Reputation: 671
I am attempting to implement the slowly updating global window side inputs
example from the documentation from java into python and I am kinda stuck on what the AfterProcessingTime.pastFirstElementInPane()
equivalent in python. For the map
I've done something like this:
class ApiKeys(beam.DoFn):
def process(self, elm) -> Iterable[Dict[str, str]]:
yield TimestampedValue(
{"<api_key_1>": "<account_id_1>", "<api_key_2>": "<account_id_2>",},
elm,
)
map = beam.pvalue.AsSingleton(
p
| "trigger pipeline" >> beam.Create([None])
| "define schedule"
>> beam.Map(
lambda _: (
0, # would be timestamp.Timestamp.now() in production
20, # would be timestamp.MAX_TIMESTAMP in production
1, # would be around 1 hour or so in production
)
)
| "GenSequence"
>> PeriodicSequence()
| "ApplyWindowing"
>> beam.WindowInto(
beam.window.GlobalWindows(),
trigger=Repeatedly(Always(), AfterProcessingTime(???)),
accumulation_mode=AccumulationMode.DISCARDING,
)
| "api_keys" >> beam.ParDo(ApiKeys())
)
I am hoping to use this as a Dict[str, str]
input to a downstream function that will have windows of 60 seconds, merging with this one that I hope to update on an hourly basis.
The point is to run this on google cloud dataflow (where we currently just re-release it to update the api_keys
).
I've pasted the java example from the documentation below for convenience sake:
public static void sideInputPatterns() {
// This pipeline uses View.asSingleton for a placeholder external service.
// Run in debug mode to see the output.
Pipeline p = Pipeline.create();
// Create a side input that updates each second.
PCollectionView<Map<String, String>> map =
p.apply(GenerateSequence.from(0).withRate(1, Duration.standardSeconds(5L)))
.apply(
Window.<Long>into(new GlobalWindows())
.triggering(Repeatedly.forever(AfterProcessingTime.pastFirstElementInPane()))
.discardingFiredPanes())
.apply(
ParDo.of(
new DoFn<Long, Map<String, String>>() {
@ProcessElement
public void process(
@Element Long input, OutputReceiver<Map<String, String>> o) {
// Replace map with test data from the placeholder external service.
// Add external reads here.
o.output(PlaceholderExternalService.readTestData());
}
}))
.apply(View.asSingleton());
// Consume side input.
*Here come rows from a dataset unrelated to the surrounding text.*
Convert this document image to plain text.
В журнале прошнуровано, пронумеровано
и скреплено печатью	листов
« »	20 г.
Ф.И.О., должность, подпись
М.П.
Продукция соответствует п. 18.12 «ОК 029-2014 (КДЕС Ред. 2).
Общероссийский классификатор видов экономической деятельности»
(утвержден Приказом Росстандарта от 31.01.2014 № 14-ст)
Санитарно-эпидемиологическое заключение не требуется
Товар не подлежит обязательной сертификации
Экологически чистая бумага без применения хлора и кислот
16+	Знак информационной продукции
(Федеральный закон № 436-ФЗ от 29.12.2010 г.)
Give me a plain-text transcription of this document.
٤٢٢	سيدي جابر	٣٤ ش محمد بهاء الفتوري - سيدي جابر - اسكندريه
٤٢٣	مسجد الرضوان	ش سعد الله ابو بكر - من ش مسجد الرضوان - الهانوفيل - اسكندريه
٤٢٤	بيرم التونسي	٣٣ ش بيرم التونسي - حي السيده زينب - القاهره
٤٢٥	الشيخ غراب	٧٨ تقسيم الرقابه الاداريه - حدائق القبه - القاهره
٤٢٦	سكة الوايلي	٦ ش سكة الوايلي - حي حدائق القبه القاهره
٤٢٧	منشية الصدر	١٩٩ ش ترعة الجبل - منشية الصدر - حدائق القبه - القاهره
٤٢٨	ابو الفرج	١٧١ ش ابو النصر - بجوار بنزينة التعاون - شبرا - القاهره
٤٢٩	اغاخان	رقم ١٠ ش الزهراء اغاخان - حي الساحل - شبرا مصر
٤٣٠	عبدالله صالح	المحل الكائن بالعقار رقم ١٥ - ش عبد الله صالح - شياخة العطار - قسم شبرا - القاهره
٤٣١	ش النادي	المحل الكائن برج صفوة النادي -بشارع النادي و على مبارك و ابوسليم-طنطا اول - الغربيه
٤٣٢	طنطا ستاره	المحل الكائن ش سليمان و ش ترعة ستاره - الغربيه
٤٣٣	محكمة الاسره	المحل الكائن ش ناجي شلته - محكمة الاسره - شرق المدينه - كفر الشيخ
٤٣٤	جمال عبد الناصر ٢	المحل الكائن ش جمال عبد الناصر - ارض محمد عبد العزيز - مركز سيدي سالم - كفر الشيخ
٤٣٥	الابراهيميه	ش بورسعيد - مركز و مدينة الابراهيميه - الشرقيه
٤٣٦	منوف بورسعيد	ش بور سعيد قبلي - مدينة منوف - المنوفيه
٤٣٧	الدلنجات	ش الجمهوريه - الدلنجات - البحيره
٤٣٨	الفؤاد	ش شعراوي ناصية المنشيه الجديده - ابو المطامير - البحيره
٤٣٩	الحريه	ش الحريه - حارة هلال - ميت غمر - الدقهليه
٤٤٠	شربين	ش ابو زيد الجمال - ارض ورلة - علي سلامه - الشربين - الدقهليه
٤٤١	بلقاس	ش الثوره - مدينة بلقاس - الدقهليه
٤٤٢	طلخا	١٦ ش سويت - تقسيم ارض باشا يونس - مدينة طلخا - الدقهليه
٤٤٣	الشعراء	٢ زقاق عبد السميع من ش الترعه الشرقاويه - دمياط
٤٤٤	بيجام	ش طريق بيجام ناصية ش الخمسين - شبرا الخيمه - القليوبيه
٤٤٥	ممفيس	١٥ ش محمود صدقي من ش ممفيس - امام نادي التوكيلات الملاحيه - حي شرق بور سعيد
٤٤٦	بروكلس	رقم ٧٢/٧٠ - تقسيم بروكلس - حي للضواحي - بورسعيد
GenerateSequence generates test data.
// Use a real source (like PubSubIO or KafkaIO) in production.
p.apply(GenerateSequence.from(0).withRate(1, Duration.standardSeconds(1L)))
.apply(Window.into(FixedWindows.of(Duration.standardSeconds(1))))
.apply(Sum.longsGlobally().withoutDefaults())
.apply(
ParDo.of(
new DoFn<Long, KV<Long, Long>>() {
@ProcessElement
public void process(ProcessContext c) {
Map<String, String> keyMap = c.sideInput(map);
c.outputWithTimestamp(KV.of(1L, c.element()), Instant.now());
LOG.debug(
"Value is {}, key A is {}, and key B is {}.",
c.element(),
keyMap.get("Key_A"),
keyMap.get("Key_B"));
}
})
.withSideInputs(map));
}
/** Placeholder class that represents an external service generating test data. */
public static class PlaceholderExternalService {
public static Map<String, String> readTestData() {
Map<String, String> map = new HashMap<>();
Instant now = Instant.now();
DateTimeFormatter dtf = DateTimeFormat.forPattern("HH:MM:SS");
map.put("Key_A", now.minus(Duration.standardSeconds(30)).toString(dtf));
map.put("Key_B", now.minus(Duration.standardSeconds(30)).toString());
return map;
}
}
Any ideas as to how to emulate this example would be enormously appreciated, I've spent literally days on this issue now :(
Update #2 based on @AlexanderMoraes
So, I've tried changing it according to my understanding of your suggestions:
main_window_size = 5
trigger_interval = 30
side_input = beam.pvalue.AsSingleton(
p
| "trigger pipeline" >> beam.Create([None])
| "define schedule"
>> beam.Map(
lambda _: (
0, # timestamp.Timestamp.now().__float__(),
60, # timestamp.Timestamp.now().__float__() + 30.0,
trigger_interval, # fire_interval
)
)
| "GenSequence" >> PeriodicSequence()
| "api_keys" >> beam.ParDo(ApiKeys())
| "window"
>> beam.WindowInto(
beam.window.GlobalWindows(),
trigger=Repeatedly(AfterProcessingTime(window_size)),
accumulation_mode=AccumulationMode.DISCARDING,
)
)
But when combining this with another pipeline with windowing set to something smaller than trigger_interval
I am unable to use the dictionary as a singleton because for some reason they are duplicated:
ValueError: PCollection of size 2 with more than one element accessed as a singleton view. First two elements encountered are "{'<api_key_1>': '<account_id_1>', '<api_key_2>': '<account_id_2>'}", "{'<api_key_1>': '<account_id_1>', '<api_key_2>': '<account_id_2>'}". [while running 'Pair with AccountIDs']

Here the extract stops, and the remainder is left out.